We faced many spokes in the wheel. Everything became political. A conversions' lobby came to exploit the situation. They said they will construct houses only if the locals converted their religion. That lobby turned against me, they tried to buy me out! I threatened to file cases against some famous global NGOs, because they were charging me cash to supply medicines. One felt very angered by these heartless people. Even the locals turned the whole thing political. Some people were told, "Don't take houses from him, because you would then not get government money."
But what has Jayalalitha got against you?
Sorry, I am not at liberty to speak on that. But because there were so many issues, we had to move the project to another State.
Your colleagues from the industry tell me you got involved purely for publicity.

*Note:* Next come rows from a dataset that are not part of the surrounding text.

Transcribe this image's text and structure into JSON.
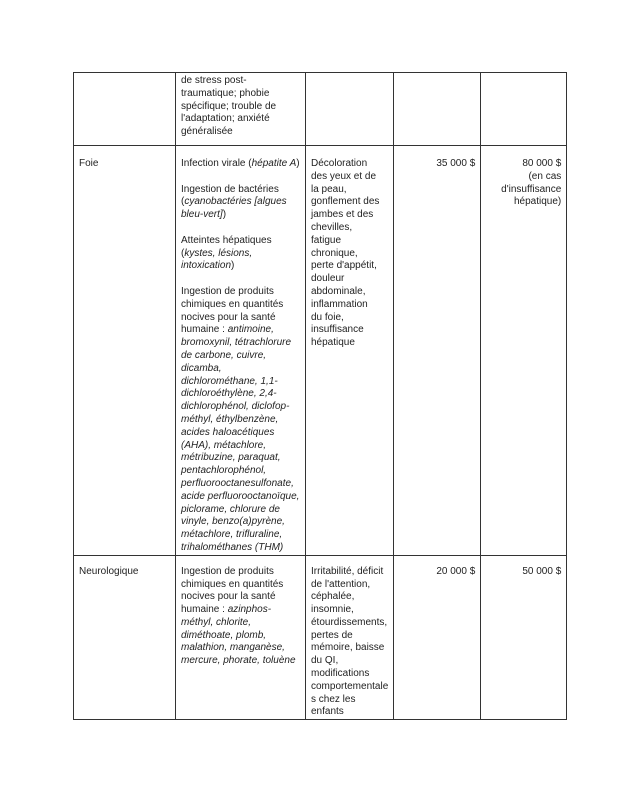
{
  "table": {
    "rows": [
      {
        "cells": [
          [],
          [
            [
              "de stress post-",
              "traumatique; phobie",
              "spécifique; trouble de",
              "l'adaptation; anxiété",
              "généralisée"
            ]
          ],
          [],
          [],
          []
        ]
      },
      {
        "cells": [
          [
            [
              "Foie"
            ]
          ],
          [
            [
              "Infection virale (*hépatite A*)"
            ],
            [
              "Ingestion de bactéries",
              "(*cyanobactéries [algues*",
              "*bleu-vert]*)"
            ],
            [
              "Atteintes hépatiques",
              "(*kystes, lésions,*",
              "*intoxication*)"
            ],
            [
              "Ingestion de produits",
              "chimiques en quantités",
              "nocives pour la santé",
              "humaine : *antimoine,*",
              "*bromoxynil, tétrachlorure*",
              "*de carbone, cuivre,*",
              "*dicamba,*",
              "*dichlorométhane, 1,1-*",
              "*dichloroéthylène, 2,4-*",
              "*dichlorophénol, diclofop-*",
              "*méthyl, éthylbenzène,*",
              "*acides haloacétiques*",
              "*(AHA), métachlore,*",
              "*métribuzine, paraquat,*",
              "*pentachlorophénol,*",
              "*perfluorooctanesulfonate,*",
              "*acide perfluorooctanoïque,*",
              "*piclorame, chlorure de*",
              "*vinyle, benzo(a)pyrène,*",
              "*métachlore, trifluraline,*",
              "*trihalométhanes (THM)*"
            ]
          ],
          [
            [
              "Décoloration",
              "des yeux et de",
              "la peau,",
              "gonflement des",
              "jambes et des",
              "chevilles,",
              "fatigue",
              "chronique,",
              "perte d'appétit,",
              "douleur",
              "abdominale,",
              "inflammation",
              "du foie,",
              "insuffisance",
              "hépatique"
            ]
          ],
          [
            [
              "35 000 $"
            ]
          ],
          [
            [
              "80 000 $",
              "(en cas",
              "d'insuffisance",
              "hépatique)"
            ]
          ]
        ]
      },
      {
        "cells": [
          [
            [
              "Neurologique"
            ]
          ],
          [
            [
              "Ingestion de produits",
              "chimiques en quantités",
              "nocives pour la santé",
              "humaine : *azinphos-*",
              "*méthyl, chlorite,*",
              "*diméthoate, plomb,*",
              "*malathion, manganèse,*",
              "*mercure, phorate, toluène*"
            ]
          ],
          [
            [
              "Irritabilité, déficit",
              "de l'attention,",
              "céphalée,",
              "insomnie,",
              "étourdissements,",
              "pertes de",
              "mémoire, baisse",
              "du QI,",
              "modifications",
              "comportementale",
              "s chez les",
              "enfants"
            ]
          ],
          [
            [
              "20 000 $"
            ]
          ],
          [
            [
              "50 000 $"
            ]
          ]
        ]
      }
    ]
  }
}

Come on, people give so-called anonymous donations to the PM's Relief Fund, and their names appear in the papers the next day. (Gets angry.) So who are these people to pass judgment on me? Why would I endanger my family's life and stay in an area where there is threat of an epidemic? I asked people to donate just one lakh rupees each, and most didn't come forward.
From your industry?
Yes. And from the Bombay social scene. So I find it really funny that such people should pass comments on me.
You got a lot of flak for the press conference you called to complain about Salman. Do you regret that today?
(Pauses.) People tell me I was influenced. That the circumstances were such, that I was being played. But if I take pride in being a man, I take responsibility with it, though I was a 25 year-old boy at the time. I have had regrets in life. But I do take the steps to right those wrongs.
There's something you are not telling us.
(In careful, measured words.) Sometimes, being a gentleman is about being able to swallow a lot. As for Salman, I think it was me who took our issue public. And over these years, having learnt from him, I realise there is a lot of dignity in keeping things personal, between two men. I want to reciprocate that dignity. So whatever happens between us now, I want to keep it one on one. I will never make that mistake again.
You talk about being influenced. Who influenced you to take such a drastic step?
I have my reasons not to speak about that. I will swallow the difficult truths.
Did Ash ask you to do it?
I cannot answer that question. I am a gentleman, help me stay as one. Which is why I will hold my silence.
You would have handled things differently if it had happened today?
Yes, totally differently.
The film frat came hard on you during the incident. You got isolated.
I don't blame them. I did go completely overboard.
On to Ash. Are you guys still buddies?
I think it's inappropriate to talk about the lady. Because when you do, it carries a reference to the past. She's a married lady now.
Why should a love affair break-up end the deep friendship people once shared?
I have had just three serious relationships. I only wish the best for all of them. And would like to continue to be friends with them. After all, one did share something special at one point. Even if the other person chooses to dis-associate, from my side, I wish them well.
Which is why I was surprised you were not invited to Ash's wedding. You were friends.
It's their choice. All I know is when I get married, I will definitely send out a lot of invitations. I will not be losing hair on deciding the guest list.
You will invite Ash.
The entire Bachchan family.
Repeat. You will invite Ash.
The entire Bachchan family.
What exactly went wrong with Ash?
There's great strength in silence. I have never spoken about my relationships after they ended. They (the ladies) may have bashed me in print, but I have never spoken.
Did you mess things up by talking out of turn about your affair in the media?
(Long silence.) I have always done my best to uphold the dignity of the women in my life. I have taken all the blame on myself because that is who I am. I am a love-fool.
Have you totally gotten over Ash?
(Long silence again.) Relationships come with an expiry date. Love never does. It lives on forever.